Abstract

Pollution of groundwater often occurs because of unknown disposal of toxic wastes, especially from industrial sites, or due to undetected leakage from pipes, waste storage containers, or underground tanks. The determination of pollution sources by using only concentration measurement data in the aquifer is analogous to reconstructing the history of events that has occurred in the aquifer over a time horizon. Identification of unknown groundwater pollution sources becomes more difficult when the hydrogeologic flow and transport parameters are also unknown. A trained artificial neural network (ANN) can be utilized to simultaneously solve the problems of estimating unknown groundwater pollution sources and estimating unknown hydrogeologic parameters (hydraulic conductivity, porosity, and dispersivities). In this article, the universal function approximation property of a multilayer, feed-forward ANN was utilized to estimate temporally and spatially varying unknown pollution sources, as well as to provide a reliable estimation of unknown flow and transport parameters.

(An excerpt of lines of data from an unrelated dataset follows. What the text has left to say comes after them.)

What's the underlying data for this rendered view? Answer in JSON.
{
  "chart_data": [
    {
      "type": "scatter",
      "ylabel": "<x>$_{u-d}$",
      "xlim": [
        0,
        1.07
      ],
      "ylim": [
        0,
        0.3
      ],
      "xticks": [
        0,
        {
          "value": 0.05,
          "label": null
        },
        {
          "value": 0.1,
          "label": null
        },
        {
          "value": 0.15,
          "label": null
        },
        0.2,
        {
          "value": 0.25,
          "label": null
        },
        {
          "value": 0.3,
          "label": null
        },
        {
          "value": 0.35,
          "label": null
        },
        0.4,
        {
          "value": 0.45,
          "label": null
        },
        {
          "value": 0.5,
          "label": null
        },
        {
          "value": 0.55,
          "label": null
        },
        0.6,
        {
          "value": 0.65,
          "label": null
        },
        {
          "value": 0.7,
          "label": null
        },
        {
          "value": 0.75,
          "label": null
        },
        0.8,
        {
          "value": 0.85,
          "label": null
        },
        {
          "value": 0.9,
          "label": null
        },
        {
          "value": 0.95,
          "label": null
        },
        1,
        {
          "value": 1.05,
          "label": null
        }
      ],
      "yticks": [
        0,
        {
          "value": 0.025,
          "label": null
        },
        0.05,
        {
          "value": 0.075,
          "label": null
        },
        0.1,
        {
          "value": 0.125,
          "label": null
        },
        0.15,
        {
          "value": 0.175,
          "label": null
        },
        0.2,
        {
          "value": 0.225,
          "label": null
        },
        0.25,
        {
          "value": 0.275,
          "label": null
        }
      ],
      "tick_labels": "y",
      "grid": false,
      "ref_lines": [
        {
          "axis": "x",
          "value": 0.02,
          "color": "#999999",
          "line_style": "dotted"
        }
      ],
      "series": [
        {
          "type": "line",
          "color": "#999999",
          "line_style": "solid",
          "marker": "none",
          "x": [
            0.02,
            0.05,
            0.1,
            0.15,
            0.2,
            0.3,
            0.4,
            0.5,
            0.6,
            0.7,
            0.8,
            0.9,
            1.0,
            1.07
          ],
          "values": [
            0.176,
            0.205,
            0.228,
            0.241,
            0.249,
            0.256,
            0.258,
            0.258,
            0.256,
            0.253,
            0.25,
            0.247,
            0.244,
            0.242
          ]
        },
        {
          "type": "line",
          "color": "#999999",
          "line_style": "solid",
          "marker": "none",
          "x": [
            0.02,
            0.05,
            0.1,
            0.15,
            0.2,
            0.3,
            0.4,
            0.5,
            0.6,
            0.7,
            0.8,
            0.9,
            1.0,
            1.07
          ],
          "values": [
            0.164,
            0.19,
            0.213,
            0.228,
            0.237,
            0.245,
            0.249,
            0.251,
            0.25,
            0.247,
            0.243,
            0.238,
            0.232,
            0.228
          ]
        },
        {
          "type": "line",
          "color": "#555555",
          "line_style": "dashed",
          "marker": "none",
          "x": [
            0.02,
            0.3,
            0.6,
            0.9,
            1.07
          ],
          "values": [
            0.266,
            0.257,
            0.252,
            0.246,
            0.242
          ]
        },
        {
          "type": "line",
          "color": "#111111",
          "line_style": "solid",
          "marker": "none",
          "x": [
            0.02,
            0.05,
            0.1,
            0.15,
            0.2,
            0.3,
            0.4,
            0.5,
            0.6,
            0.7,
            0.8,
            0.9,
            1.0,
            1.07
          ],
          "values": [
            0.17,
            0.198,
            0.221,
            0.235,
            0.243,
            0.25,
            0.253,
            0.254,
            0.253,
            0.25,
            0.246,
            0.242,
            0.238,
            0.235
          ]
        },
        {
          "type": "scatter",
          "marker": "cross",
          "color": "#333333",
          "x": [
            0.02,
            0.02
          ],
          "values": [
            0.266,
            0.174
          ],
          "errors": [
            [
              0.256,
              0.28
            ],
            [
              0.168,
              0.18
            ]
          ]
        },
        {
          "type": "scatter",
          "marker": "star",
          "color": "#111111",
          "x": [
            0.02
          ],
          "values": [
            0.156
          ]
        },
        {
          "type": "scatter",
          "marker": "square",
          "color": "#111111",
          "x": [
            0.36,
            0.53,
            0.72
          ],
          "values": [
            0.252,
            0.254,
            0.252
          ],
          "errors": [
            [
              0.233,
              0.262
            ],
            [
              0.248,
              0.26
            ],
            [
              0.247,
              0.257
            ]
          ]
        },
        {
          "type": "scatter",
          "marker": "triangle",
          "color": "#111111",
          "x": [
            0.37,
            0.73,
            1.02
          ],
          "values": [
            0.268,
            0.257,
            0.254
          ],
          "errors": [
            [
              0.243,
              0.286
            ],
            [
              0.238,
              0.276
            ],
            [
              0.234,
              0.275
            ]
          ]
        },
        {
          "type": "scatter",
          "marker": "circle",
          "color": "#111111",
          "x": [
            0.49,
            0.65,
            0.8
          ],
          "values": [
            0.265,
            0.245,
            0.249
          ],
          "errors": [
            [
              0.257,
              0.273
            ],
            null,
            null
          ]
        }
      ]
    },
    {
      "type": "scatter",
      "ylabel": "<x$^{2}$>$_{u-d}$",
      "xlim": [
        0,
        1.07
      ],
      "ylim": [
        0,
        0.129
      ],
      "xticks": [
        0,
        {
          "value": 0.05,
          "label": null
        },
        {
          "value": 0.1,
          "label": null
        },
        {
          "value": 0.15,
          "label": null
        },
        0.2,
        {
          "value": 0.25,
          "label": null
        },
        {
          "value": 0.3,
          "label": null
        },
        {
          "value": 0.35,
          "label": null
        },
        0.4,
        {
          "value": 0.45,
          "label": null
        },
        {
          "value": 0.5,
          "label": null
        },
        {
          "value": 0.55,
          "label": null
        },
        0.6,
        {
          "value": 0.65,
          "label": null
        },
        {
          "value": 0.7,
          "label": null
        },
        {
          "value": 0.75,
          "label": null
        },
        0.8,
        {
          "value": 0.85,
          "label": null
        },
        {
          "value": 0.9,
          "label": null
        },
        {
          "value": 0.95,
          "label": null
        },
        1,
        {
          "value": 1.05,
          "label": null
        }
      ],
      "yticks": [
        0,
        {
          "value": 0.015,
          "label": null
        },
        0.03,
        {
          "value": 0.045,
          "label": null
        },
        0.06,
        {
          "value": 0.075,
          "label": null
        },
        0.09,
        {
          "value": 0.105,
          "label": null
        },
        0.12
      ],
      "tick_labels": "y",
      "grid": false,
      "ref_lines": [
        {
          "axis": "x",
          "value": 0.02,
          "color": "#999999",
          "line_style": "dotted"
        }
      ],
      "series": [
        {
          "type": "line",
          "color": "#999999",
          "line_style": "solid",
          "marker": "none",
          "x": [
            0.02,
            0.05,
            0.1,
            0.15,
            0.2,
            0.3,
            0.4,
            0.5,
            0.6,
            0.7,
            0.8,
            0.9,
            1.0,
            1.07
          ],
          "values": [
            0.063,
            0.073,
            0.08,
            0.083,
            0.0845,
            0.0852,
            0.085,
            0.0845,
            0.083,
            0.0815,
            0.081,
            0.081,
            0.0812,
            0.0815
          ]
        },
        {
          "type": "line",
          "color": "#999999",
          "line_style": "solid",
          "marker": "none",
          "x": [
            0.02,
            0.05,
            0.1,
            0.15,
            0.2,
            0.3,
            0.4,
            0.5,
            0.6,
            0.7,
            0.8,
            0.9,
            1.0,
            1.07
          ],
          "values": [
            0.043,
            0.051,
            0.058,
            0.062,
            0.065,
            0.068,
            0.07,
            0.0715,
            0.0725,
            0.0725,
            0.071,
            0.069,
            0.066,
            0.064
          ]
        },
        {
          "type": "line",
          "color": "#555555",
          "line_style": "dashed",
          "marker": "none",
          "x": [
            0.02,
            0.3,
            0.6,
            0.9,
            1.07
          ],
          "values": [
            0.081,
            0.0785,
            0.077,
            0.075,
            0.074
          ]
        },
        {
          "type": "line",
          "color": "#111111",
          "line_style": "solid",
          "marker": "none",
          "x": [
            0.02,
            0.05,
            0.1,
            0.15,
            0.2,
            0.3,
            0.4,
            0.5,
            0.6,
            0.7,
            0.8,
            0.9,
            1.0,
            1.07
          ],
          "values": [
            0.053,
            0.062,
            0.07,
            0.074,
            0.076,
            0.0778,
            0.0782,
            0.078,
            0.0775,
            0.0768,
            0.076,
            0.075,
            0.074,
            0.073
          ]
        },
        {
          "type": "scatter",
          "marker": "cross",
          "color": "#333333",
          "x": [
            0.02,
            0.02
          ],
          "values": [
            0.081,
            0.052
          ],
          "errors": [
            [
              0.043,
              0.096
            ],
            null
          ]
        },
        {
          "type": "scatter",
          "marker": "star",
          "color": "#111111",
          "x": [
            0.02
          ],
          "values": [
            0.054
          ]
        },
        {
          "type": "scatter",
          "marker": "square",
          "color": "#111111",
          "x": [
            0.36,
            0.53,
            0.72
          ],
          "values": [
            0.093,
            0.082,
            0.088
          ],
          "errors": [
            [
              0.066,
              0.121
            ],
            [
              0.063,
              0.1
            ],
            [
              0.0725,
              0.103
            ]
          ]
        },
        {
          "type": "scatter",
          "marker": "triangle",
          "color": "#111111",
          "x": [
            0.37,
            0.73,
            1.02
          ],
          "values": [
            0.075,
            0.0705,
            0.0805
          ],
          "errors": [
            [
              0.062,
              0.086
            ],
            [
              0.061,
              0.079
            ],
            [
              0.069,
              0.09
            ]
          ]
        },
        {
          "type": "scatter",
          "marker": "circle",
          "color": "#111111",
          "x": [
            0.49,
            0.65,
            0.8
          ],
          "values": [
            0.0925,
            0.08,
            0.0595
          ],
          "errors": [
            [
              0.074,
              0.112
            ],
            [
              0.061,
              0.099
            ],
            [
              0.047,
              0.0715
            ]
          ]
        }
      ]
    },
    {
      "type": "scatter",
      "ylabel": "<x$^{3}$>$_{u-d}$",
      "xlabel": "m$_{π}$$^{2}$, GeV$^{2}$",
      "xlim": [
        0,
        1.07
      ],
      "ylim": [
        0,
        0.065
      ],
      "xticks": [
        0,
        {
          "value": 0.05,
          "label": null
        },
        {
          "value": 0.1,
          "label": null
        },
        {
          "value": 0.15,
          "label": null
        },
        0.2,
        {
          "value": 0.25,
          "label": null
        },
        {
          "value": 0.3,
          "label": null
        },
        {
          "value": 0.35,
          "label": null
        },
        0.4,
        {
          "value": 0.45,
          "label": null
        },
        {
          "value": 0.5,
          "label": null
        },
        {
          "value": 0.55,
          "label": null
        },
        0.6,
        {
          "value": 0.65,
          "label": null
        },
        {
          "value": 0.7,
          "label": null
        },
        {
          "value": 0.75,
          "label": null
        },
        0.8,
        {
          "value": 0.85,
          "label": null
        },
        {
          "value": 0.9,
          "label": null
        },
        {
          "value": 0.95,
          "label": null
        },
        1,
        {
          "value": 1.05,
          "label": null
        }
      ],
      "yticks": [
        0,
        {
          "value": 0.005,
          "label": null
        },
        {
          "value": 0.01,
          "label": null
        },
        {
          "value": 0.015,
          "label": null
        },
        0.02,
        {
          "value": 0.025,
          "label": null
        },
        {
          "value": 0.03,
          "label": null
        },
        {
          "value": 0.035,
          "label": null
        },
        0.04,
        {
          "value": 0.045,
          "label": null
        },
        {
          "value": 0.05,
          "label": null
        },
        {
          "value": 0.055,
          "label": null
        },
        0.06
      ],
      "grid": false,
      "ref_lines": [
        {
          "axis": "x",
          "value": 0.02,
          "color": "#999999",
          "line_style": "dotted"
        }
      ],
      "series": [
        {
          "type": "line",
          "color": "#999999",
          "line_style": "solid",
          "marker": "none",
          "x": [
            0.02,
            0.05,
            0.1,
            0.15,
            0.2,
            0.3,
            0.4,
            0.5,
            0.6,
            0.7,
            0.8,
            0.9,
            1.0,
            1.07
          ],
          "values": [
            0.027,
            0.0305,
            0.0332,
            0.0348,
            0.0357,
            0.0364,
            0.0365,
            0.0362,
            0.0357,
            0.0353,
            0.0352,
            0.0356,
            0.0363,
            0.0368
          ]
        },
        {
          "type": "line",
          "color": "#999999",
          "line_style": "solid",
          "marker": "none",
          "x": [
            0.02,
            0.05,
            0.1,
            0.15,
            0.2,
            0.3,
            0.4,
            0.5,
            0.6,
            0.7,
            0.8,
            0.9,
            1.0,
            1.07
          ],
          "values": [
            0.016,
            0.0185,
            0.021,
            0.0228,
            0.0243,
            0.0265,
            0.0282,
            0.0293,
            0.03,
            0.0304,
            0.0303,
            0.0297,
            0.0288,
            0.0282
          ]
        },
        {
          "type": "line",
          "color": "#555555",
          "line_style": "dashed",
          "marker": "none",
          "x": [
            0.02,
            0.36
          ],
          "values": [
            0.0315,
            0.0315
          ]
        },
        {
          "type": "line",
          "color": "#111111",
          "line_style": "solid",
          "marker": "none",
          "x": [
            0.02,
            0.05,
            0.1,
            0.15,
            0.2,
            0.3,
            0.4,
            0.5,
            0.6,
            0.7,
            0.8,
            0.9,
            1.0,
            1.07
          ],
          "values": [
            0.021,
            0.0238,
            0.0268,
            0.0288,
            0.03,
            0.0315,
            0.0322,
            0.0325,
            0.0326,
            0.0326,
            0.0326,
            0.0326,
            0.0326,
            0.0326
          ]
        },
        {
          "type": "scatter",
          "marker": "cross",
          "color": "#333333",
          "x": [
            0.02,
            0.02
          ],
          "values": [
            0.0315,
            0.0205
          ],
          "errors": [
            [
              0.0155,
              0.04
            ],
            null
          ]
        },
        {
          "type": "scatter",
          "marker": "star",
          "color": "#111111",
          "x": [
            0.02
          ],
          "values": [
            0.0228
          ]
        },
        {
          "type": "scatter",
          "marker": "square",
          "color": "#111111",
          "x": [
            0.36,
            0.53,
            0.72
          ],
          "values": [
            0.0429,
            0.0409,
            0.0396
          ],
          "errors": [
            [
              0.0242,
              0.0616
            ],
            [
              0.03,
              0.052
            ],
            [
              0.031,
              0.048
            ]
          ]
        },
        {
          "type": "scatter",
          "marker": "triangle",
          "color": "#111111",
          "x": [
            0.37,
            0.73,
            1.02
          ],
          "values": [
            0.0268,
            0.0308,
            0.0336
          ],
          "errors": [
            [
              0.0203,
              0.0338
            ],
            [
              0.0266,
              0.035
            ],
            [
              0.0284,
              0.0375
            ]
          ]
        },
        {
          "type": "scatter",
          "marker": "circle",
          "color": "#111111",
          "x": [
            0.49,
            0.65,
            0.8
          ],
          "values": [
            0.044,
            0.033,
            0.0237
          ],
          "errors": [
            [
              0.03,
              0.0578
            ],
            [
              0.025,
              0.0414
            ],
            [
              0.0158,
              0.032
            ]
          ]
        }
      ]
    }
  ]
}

ANN was trained on patterns of simulated data using a back-propagation algorithm. A set of source fluxes and temporally varying simulated concentration measurements constituted the pattern for training. This article also describes a potential applicability of this methodology by using an illustrative example. Additionally, the methodology performance is evaluated under varying concentration measurement errors. The limited performance evaluations show that the proposed methodology performs reasonably well even with large measurement errors.